Queued Messaging             X     X

All of these options had value, yet the diversity was certainly confusing to developers. Why have so many choices? A better solution would be to have one technology that addresses all of these problems. With the arrival of Indigo, that technology has appeared. Rather than forcing developers to choose one of several possibilities, Indigo lets them create distributed applications that address all of the problems solved by the technologies it subsumes. While Microsoft will still support these earlier technologies, most new applications that would previously have used any of them will instead be built on Indigo.

Interoperability with Non-Microsoft Applications

Making life easier for Windows developers by unifying disparate technologies is a good thing. But with the universal agreement among vendors on Web services, the long-standing problem of application interoperability can also be solved. Because Indigo's fundamental communication mechanism is SOAP, Indigo applications can communicate with other software running in a variety of contexts. As shown in the figure below, an application built on Indigo can interact with all of the following:

  • Indigo applications running in a different process on the same Windows machine.
  • Indigo applications running on another Windows machine.
  • Applications built on other technologies, such as application servers based on Java 2, Enterprise Edition (J2EE), that support standard Web services. These applications can be running on Windows machines or on machines with other operating systems, such as Sun Solaris, IBM's z/OS, or Linux.

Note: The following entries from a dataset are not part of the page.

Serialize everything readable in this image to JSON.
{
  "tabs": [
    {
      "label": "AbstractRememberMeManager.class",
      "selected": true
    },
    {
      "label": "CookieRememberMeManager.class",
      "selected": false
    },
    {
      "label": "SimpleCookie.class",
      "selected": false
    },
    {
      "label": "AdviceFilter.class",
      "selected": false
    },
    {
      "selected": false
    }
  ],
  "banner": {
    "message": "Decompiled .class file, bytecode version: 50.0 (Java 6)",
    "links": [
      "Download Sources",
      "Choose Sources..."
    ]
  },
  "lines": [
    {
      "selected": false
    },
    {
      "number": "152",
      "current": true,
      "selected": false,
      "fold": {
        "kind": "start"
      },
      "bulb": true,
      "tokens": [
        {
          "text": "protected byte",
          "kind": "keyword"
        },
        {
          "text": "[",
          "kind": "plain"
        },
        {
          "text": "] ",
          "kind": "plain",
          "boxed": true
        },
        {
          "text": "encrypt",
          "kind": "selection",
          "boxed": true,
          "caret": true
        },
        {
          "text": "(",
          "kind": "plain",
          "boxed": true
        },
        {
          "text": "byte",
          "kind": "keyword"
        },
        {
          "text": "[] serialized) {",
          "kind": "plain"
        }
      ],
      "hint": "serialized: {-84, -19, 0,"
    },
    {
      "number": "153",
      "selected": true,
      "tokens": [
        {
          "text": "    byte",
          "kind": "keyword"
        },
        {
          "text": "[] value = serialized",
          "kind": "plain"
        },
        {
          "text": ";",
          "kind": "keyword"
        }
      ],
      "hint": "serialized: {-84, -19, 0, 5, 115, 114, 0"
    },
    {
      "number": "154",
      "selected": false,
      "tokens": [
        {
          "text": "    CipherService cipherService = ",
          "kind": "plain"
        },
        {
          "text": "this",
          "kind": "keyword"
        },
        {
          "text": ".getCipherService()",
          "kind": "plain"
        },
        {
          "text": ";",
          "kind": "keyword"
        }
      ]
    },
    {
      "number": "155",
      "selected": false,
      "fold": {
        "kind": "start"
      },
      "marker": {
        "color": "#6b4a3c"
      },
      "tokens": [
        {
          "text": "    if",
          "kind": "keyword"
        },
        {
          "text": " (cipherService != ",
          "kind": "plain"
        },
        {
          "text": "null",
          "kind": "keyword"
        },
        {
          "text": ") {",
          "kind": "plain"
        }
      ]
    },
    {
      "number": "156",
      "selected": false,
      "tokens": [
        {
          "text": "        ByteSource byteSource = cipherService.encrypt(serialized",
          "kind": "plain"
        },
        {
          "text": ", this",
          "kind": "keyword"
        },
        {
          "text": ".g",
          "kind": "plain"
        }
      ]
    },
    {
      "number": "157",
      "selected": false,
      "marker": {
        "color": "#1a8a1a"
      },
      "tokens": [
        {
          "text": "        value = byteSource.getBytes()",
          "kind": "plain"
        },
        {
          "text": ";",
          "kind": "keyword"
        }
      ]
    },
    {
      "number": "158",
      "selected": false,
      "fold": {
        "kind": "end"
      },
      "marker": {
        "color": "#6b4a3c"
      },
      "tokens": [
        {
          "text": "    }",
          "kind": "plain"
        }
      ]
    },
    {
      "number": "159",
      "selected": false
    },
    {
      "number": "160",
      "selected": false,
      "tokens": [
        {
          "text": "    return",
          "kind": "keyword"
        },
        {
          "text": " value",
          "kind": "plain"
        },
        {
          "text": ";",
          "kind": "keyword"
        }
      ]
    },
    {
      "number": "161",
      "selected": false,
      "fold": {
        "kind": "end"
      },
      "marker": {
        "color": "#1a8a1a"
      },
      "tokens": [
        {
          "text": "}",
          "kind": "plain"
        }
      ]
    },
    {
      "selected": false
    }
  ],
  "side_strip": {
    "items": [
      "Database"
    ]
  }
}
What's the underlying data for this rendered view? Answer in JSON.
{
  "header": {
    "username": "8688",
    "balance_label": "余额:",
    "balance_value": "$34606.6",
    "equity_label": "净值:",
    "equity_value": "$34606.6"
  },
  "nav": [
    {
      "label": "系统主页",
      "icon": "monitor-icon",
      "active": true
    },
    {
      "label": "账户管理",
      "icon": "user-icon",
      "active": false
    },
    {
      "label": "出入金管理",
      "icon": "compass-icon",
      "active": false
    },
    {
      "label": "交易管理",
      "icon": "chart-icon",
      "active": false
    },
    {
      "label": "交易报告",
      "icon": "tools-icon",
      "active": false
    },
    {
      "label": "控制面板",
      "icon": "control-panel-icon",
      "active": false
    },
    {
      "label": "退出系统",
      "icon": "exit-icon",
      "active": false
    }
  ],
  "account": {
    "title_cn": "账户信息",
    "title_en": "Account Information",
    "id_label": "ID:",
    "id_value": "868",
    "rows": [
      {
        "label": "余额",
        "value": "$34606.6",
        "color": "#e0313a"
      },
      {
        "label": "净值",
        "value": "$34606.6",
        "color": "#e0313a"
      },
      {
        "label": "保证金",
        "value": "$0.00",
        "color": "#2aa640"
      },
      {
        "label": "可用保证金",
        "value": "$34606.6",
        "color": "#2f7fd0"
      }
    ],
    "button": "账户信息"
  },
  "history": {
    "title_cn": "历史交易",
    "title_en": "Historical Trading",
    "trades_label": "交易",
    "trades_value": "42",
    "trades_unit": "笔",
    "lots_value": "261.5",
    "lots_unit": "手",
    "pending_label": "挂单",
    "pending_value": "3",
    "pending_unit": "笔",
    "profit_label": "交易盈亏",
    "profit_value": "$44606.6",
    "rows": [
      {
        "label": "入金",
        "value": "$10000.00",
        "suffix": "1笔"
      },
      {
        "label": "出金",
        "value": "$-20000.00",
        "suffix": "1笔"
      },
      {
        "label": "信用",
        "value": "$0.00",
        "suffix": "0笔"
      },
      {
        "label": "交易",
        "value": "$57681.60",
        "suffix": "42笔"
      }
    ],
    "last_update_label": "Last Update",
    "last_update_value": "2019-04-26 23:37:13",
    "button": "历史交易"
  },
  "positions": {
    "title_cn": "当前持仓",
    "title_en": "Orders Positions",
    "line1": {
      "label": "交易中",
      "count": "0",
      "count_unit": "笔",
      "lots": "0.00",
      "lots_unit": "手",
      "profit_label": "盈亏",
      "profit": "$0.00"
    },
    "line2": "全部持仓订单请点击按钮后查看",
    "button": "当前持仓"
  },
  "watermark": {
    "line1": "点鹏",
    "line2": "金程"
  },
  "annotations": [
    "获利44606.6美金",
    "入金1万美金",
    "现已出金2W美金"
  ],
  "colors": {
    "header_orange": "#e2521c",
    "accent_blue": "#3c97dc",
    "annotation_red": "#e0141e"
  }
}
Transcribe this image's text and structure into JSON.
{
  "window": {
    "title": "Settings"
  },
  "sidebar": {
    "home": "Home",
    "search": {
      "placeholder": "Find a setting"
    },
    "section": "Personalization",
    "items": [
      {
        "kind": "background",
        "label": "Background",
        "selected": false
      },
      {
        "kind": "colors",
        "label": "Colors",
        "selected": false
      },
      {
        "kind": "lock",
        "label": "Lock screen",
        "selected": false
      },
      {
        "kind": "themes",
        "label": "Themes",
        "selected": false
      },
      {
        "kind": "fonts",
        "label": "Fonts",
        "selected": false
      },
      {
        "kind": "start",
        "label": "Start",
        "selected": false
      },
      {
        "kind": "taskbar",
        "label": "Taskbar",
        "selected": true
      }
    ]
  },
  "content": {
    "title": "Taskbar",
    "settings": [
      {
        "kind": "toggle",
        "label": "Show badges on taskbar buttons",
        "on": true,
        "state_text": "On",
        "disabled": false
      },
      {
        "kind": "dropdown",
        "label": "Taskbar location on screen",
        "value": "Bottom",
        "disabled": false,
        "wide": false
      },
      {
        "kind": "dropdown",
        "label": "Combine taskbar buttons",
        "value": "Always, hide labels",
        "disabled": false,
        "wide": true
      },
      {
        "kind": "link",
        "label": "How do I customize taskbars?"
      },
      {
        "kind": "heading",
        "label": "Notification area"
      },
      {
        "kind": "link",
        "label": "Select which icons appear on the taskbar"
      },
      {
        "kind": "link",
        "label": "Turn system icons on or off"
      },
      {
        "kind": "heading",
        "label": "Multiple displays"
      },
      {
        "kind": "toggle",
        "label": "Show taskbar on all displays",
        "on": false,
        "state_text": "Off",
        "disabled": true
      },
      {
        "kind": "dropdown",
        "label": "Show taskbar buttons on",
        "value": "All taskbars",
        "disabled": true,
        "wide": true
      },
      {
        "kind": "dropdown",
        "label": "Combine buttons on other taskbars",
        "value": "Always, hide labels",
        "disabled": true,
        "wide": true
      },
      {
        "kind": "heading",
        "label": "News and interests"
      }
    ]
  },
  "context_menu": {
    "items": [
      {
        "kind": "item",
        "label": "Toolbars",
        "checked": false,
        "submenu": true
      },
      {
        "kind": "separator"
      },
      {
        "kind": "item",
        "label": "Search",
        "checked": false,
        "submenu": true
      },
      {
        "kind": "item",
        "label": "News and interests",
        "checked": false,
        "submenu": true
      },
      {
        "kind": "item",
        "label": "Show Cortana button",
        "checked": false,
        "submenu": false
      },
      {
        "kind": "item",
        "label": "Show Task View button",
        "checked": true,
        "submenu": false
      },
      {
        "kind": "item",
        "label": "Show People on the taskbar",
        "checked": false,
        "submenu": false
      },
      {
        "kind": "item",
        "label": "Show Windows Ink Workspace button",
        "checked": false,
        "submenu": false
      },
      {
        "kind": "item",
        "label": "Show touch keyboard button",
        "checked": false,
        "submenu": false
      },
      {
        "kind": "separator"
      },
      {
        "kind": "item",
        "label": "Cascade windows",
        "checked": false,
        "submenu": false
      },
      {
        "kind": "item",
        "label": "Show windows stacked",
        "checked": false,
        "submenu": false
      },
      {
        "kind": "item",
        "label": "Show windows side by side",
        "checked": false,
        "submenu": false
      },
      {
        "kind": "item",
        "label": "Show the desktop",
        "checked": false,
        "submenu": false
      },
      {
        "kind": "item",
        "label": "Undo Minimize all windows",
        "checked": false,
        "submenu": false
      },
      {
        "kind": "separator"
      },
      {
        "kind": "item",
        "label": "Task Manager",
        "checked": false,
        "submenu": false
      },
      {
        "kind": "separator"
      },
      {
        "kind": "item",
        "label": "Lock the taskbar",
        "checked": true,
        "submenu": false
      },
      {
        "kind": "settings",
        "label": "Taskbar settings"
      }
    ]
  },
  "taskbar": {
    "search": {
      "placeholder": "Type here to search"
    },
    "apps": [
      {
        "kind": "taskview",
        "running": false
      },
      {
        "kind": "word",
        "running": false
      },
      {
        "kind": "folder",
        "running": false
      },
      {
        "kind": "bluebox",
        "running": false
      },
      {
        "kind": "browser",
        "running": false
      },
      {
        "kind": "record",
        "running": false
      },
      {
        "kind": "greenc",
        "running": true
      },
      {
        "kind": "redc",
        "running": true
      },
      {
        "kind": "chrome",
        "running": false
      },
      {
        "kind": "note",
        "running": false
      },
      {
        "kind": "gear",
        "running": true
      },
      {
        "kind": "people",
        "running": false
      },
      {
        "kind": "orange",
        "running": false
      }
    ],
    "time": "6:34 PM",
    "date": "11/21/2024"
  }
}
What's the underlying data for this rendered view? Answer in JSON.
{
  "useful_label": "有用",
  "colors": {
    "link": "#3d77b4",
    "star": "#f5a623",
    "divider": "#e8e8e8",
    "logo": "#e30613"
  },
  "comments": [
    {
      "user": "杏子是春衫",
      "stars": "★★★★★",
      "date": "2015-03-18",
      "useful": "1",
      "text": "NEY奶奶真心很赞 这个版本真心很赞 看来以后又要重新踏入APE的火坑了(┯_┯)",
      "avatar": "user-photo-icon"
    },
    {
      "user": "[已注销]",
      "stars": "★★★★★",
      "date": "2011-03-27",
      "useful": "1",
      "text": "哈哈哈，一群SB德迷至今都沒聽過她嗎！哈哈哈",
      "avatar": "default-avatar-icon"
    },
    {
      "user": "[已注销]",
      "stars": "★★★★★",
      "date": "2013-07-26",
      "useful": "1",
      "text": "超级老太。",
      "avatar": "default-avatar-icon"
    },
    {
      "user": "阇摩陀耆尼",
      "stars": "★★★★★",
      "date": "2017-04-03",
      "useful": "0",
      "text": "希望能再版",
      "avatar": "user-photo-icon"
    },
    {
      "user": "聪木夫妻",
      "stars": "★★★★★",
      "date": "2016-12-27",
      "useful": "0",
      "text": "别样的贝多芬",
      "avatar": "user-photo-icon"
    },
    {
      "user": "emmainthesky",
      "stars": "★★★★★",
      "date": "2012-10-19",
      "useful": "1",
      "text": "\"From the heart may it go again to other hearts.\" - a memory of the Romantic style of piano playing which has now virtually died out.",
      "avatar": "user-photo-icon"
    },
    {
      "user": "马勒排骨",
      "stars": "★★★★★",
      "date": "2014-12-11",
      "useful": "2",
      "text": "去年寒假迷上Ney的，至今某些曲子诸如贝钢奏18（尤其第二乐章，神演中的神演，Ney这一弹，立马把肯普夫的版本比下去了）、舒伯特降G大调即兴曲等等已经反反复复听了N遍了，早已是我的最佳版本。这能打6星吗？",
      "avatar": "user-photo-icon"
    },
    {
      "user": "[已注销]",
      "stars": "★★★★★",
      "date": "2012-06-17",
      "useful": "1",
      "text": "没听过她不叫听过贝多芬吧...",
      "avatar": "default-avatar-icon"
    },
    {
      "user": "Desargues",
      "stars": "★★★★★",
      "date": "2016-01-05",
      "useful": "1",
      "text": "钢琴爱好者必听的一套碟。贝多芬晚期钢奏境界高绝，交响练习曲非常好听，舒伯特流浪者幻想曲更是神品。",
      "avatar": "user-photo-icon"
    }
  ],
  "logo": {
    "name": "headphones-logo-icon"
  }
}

Indigo applications can also interoperate with applications built on some of the .NET Framework technologies that preceded Indigo, such as ASMX, as described later.

To allow more than just basic communication, Indigo implements a group of newer Web services technologies collectively referred to as the WS-* specifications. These documents define multi-vendor ways to add reliable messaging, security, transactions, and more to SOAP-based Web services. All of these specs were originally defined by Microsoft, IBM, and other vendors working together. As they become stable, ownership often passes to standards bodies such as the Organization for the Advancement of Structured Information Standards (OASIS). The Web services specs supported in Indigo's first release include WS-Addressing, WS-Policy, WS-MetadataExchange, WS-ReliableMessaging, WS-Security, WS-Trust, WS-SecureConversation, WS-Coordination, WS-AtomicTransaction, and the SOAP Message Transmission Optimization Mechanism (MTOM).

When an Indigo application communicates with an application running on a non-Windows system, the protocol used is standard SOAP (perhaps with some WS-* extensions), represented on the wire in its usual text-based XML encoding. When one Indigo-based application communicates with another Indigo-based app, however, it makes sense to optimize this communication. All of the same features are provided, including reliable messaging, security, and transactions, but the wire encoding used is an optimized binary version of SOAP. Messages still conform to the data structure of a SOAP message, referred to as its Infoset, but their encoding uses a binary representation of that Infoset rather than the standard angle-brackets-and-text format of XML.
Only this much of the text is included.